James Ussher, The Whole Works, ed. Elrington, Vol. XIII, pp. 66–67

This is unmistakable; without naming Chillingworth (as Prideaux had not in his lecture), Ussher denounced the core tenet of his book, the book that Dr. Prideaux had licensed with many expressions of approval. If the imprimatur had been given in good faith, Prideaux and Ussher could not have remained friends; but they did remain intimate friends. The conclusion is obvious; the imprimatur was a momentary insincerity for which there must have been specific, exterior reasons.

Professor Trevor-Roper says in his essay (p. 188) that “in the wide sense” Chillingworth and perhaps others of the Great Tew set were Socinians; by “the narrow sense” he means simply denial of the Trinity. (That is in fact only one of the narrow senses of the term, only one possible consequence of following individual reason.) But if Chillingworth was a Socinian in any sense of the word, he must have been so in the only book he published; and if there’s no difference between that book and the lecture, then Prideaux and his friend Ussher must have condoned Socinianism “in the wide sense,” even as they were denouncing the creed in all senses. This position makes absolutely no sense.
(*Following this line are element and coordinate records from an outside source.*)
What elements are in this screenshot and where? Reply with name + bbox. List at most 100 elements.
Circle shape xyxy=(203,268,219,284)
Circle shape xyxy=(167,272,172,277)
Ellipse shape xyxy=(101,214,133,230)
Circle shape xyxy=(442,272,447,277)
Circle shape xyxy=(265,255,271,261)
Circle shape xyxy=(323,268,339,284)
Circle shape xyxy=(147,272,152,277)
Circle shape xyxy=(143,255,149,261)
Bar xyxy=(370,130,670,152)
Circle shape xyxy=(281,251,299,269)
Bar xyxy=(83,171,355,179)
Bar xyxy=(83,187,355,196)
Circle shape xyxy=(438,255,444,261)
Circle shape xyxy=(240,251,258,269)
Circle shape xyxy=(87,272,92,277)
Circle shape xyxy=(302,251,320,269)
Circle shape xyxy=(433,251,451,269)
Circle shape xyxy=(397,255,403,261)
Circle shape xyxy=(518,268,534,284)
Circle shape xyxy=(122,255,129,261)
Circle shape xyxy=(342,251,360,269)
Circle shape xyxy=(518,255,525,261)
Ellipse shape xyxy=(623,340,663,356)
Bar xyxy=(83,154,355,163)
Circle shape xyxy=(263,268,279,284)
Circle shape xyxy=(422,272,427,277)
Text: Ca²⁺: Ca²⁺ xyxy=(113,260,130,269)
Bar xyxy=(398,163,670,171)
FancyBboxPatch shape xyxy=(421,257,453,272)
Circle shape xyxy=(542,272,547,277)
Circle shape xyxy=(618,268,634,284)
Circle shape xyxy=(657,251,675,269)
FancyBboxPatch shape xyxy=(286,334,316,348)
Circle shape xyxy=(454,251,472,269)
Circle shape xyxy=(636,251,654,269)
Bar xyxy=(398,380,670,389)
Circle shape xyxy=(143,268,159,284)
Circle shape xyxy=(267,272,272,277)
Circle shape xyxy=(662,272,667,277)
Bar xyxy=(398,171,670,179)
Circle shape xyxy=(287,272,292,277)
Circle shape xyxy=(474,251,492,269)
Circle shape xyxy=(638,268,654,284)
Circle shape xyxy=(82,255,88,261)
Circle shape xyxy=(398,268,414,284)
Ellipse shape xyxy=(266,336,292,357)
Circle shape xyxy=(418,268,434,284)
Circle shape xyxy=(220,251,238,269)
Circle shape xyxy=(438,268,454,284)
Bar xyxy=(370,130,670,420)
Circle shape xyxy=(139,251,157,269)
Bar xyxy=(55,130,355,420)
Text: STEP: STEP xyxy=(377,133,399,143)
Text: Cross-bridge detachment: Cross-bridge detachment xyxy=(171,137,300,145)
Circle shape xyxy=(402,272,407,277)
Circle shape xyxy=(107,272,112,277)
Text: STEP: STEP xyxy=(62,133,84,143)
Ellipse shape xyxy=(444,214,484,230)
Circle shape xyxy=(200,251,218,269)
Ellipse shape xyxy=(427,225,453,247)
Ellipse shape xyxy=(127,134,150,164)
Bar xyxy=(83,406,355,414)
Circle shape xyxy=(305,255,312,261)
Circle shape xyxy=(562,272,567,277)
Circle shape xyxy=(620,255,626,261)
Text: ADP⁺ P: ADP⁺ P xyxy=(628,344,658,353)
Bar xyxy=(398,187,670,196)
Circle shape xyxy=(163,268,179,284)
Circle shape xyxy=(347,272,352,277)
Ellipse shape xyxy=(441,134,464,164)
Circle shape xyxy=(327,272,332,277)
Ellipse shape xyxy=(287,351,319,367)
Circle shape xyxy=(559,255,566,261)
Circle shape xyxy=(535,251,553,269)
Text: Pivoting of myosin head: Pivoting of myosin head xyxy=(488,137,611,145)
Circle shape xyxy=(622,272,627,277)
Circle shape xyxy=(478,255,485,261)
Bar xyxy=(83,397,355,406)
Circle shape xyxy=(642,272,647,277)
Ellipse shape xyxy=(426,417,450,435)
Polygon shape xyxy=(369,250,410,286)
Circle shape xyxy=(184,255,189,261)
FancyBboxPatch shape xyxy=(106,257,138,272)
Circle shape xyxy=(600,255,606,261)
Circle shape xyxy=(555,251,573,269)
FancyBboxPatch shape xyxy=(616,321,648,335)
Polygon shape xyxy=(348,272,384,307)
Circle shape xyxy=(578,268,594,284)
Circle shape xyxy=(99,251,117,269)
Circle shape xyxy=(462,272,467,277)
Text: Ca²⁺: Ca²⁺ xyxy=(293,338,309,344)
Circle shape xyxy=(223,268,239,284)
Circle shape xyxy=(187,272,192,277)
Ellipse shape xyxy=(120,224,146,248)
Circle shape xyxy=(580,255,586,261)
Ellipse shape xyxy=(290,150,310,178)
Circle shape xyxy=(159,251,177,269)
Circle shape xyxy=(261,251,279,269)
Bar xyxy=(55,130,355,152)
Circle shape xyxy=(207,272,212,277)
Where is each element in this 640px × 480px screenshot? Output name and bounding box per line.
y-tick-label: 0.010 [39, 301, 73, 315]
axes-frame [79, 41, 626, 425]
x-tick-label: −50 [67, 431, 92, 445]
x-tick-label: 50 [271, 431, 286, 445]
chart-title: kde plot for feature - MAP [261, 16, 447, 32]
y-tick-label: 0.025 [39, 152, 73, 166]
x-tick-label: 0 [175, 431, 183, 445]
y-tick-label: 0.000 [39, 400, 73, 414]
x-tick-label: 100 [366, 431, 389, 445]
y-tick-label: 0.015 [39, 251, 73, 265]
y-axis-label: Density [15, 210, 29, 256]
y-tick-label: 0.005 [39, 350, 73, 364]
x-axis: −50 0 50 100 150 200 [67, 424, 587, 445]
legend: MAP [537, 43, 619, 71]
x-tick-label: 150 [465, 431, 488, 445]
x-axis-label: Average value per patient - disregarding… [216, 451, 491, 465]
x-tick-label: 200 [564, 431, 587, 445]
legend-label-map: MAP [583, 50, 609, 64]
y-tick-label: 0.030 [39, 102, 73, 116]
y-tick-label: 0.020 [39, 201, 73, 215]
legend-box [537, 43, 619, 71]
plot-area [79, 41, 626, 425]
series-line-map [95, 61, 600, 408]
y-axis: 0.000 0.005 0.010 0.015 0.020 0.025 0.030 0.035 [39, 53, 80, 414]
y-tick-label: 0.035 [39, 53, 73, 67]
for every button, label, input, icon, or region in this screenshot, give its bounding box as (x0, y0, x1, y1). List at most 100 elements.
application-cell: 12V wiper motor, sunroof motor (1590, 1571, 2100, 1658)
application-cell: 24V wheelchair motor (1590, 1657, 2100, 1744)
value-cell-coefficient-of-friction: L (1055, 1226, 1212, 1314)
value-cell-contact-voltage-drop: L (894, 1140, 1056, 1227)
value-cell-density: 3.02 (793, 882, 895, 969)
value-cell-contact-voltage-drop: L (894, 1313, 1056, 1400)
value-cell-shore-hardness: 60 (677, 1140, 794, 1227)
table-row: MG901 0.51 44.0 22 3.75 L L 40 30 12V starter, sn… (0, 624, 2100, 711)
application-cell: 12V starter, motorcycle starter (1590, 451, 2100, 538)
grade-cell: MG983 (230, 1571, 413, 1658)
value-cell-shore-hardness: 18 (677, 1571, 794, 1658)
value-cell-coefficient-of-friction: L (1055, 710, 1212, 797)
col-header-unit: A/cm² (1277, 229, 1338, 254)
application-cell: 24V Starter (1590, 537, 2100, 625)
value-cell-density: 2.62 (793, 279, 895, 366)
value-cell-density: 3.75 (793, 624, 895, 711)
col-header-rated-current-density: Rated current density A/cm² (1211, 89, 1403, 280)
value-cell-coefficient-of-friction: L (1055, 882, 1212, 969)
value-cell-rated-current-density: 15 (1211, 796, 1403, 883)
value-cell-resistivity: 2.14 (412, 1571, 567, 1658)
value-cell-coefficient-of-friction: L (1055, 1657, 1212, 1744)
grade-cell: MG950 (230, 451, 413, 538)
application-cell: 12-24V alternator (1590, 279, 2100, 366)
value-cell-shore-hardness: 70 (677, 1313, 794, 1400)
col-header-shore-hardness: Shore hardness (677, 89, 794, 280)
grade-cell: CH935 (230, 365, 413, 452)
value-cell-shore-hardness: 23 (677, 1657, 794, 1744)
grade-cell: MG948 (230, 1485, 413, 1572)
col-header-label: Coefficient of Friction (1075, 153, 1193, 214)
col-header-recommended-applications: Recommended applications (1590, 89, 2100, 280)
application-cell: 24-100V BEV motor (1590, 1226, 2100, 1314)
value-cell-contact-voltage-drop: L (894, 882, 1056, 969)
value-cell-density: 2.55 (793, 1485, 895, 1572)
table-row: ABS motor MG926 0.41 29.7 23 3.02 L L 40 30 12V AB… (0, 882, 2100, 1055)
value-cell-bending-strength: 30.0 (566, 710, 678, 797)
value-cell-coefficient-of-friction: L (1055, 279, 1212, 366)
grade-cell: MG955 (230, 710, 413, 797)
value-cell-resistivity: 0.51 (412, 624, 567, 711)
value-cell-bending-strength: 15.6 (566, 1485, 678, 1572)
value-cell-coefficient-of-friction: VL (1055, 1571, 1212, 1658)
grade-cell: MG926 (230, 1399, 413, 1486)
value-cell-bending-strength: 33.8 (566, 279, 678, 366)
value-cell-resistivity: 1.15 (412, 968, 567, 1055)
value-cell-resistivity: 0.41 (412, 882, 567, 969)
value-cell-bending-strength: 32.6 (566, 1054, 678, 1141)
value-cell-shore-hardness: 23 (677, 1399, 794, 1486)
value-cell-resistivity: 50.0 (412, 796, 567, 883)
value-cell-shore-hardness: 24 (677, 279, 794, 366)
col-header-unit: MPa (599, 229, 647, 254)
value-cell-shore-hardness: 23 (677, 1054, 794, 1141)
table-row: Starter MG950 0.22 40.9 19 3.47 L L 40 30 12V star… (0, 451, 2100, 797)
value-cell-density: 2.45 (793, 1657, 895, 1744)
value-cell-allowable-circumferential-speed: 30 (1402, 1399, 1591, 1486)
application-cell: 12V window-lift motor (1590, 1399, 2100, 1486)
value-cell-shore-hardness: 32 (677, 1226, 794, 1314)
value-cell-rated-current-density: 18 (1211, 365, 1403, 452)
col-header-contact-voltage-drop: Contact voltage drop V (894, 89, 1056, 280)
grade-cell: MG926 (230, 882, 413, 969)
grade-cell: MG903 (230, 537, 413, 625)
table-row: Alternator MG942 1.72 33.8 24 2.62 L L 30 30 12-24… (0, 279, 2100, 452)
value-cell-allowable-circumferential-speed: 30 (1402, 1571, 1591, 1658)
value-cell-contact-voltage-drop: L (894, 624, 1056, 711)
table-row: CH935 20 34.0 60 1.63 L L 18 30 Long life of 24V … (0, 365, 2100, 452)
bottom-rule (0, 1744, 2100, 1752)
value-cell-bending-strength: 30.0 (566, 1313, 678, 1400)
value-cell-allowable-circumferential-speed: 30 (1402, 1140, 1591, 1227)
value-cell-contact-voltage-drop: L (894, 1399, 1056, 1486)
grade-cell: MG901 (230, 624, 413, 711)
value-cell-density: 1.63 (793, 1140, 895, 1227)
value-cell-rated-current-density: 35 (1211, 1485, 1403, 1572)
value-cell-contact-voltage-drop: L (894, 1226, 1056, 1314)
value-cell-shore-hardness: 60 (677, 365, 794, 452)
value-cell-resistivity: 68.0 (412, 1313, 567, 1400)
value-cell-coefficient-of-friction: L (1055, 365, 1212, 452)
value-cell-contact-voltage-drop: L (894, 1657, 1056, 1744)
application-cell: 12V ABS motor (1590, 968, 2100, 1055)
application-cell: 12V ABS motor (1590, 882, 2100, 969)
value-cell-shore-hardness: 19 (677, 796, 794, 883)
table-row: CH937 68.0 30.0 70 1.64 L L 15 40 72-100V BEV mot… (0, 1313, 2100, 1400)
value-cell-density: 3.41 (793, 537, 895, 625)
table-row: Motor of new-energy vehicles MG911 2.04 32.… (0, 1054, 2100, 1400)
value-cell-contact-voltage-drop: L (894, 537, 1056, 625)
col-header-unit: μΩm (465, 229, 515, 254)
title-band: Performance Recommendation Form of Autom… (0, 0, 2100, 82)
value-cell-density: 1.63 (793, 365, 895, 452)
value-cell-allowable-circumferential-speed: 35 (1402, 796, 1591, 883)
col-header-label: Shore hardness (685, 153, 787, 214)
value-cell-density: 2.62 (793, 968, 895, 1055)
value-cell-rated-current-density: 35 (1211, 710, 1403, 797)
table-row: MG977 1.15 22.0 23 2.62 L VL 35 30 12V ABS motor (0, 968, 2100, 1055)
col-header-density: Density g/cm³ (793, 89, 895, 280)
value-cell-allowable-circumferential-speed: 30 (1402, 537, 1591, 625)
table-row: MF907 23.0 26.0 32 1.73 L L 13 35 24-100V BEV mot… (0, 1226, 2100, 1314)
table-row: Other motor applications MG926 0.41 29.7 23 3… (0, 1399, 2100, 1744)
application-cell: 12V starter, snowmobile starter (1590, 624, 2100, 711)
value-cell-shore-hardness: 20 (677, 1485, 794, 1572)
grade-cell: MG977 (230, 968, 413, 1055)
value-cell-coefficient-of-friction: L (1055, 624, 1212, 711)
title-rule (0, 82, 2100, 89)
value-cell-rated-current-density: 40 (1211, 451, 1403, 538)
The exchange of letters published on June 16 proved that Chillingworth was not by any means a man of good faith—that his record included a long list of activities as spy, informer, and equivocal deceiver.* Now we have settled that Prideaux’s imprimatur could not possibly have been affixed to The Religion of Protestants in good faith. Remains only to ask, in the classic phrase, how much did Archbishop Laud know about all this, and when? If he knew a good deal, as seems pretty sure, and actually had a hand in directing the actors—as is likely, but not yet definite—what ends did he have in mind? That is the question to which my proposed answer is, I hope, only the first of many speculations. But in this entire matter from first to last, I protest on conscience I have had no other motive than to lay bare the truth so far as it can be found. If people have been hurt by it, too bad; I do not think the historian I described in the first paragraph of my original review would want it otherwise.